The present invention relates in general to drive systems for electric vehicles, and, more specifically, to the rapid discharging of capacitors when shutting down the electric drive system.
Electric vehicles, such as hybrid electric vehicles (HEVs) and plug-in hybrid electric vehicles (PHEVs), use inverter-driven electric machines to provide traction torque and regenerative braking torque. The inverters typically employ a relatively large energy storage capacitor as a main DC link to maintain a desired bus voltage and absorb switching related ripples. The DC link capacitor is usually interfaced with a high-voltage (HV) battery through a pair of mechanical contactors (e.g., relays).
A shutdown of the electric drive system can result from a vehicle key-off, a high-voltage DC interlock fault, or a vehicle crash, for example. During shutdown, the HV battery is quickly isolated from the rest of the electric system by opening the mechanical contractors. However, there will still be HV electric charge on the DC link capacitor. Due to safety requirements, the HV electric charge should be quickly discharged within a specific time.
The simplest conventional methods for discharging the link capacitor dissipate the charge through a resistance placed across the capacitor. The resistor placement can be passive or active. A passive discharge resistor (PDR), which is hard-wired in parallel with the link capacitor, must have a relatively large resistance to avoid excessive power loss during normal operation. Consequently, it may take one to two minutes to dissipate an HV charge down to a safe level.

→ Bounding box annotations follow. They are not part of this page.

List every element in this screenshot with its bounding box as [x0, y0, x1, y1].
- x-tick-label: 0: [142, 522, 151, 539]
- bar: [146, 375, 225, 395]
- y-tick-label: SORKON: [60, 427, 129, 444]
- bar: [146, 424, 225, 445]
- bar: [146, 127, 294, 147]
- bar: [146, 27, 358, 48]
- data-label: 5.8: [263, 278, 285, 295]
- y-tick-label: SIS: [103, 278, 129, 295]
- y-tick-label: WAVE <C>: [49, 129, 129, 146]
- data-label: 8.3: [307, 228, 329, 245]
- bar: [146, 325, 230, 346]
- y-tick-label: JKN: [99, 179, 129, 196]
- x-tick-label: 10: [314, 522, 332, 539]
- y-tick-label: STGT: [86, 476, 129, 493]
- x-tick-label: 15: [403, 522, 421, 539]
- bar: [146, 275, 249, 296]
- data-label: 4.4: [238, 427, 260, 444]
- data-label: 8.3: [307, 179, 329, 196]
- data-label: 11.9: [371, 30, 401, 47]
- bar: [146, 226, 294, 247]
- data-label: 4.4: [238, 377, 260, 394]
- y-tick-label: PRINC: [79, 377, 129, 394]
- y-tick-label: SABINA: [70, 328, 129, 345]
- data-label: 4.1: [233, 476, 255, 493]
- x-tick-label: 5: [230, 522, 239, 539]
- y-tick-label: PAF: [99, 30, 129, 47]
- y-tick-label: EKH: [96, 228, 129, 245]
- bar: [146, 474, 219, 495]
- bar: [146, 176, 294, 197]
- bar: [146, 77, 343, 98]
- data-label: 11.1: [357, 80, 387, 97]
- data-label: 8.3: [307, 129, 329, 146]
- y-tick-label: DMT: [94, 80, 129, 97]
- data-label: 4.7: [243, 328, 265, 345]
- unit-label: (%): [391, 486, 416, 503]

In some situations (such as a crash), it may be desirable or required to discharge the capacitor in a much shorter time (e.g., 5 seconds). Therefore, an active discharge resistor (ADR) controlled by a transistor switch may be used so that the charge can be dissipated through a smaller resistance value.
In order to ensure automatic discharge of the link capacitor in the event of a failure of an electronic control unit, the ADR switching device is typically connected to the power bus in a manner that would normally turn it on, and a disable circuit is connected between the control unit and the ADR switching device. The disable circuit keeps the ADR switching device turned off as long as a disable command signal from the control unit is received. If the disable command ceases (either intentionally or as a result of failure of the control unit), the ADR switching device turns on to discharge the link capacitor.
When the disable command signal to the ADR is removed, the electric drive can be in any of several possible states. For example, there may or may not be a source of voltage continuing to charge the capacitor. A voltage could still be supplied to the capacitor even though a shutdown has been attempted if 1) the contactor relays have failed to open and the battery remains connected to the link capacitor, or 2) the vehicle is moving and a back electromotive force (BEMF) from a spinning motor is coupled to the link capacitor. Under these conditions, the ADR dissipates not only the original charge held in the link capacitor but also an ongoing current supported by the continued supply of voltage. Consequently, the prior art ADR circuit has required component power capacities and heat ratings for continuous operation in order survive a worst case scenario. Furthermore, a liquid cooled heat sink to dissipate the continuous heat generated in the ADR resistor may also be needed, which further increases the cost of the circuit.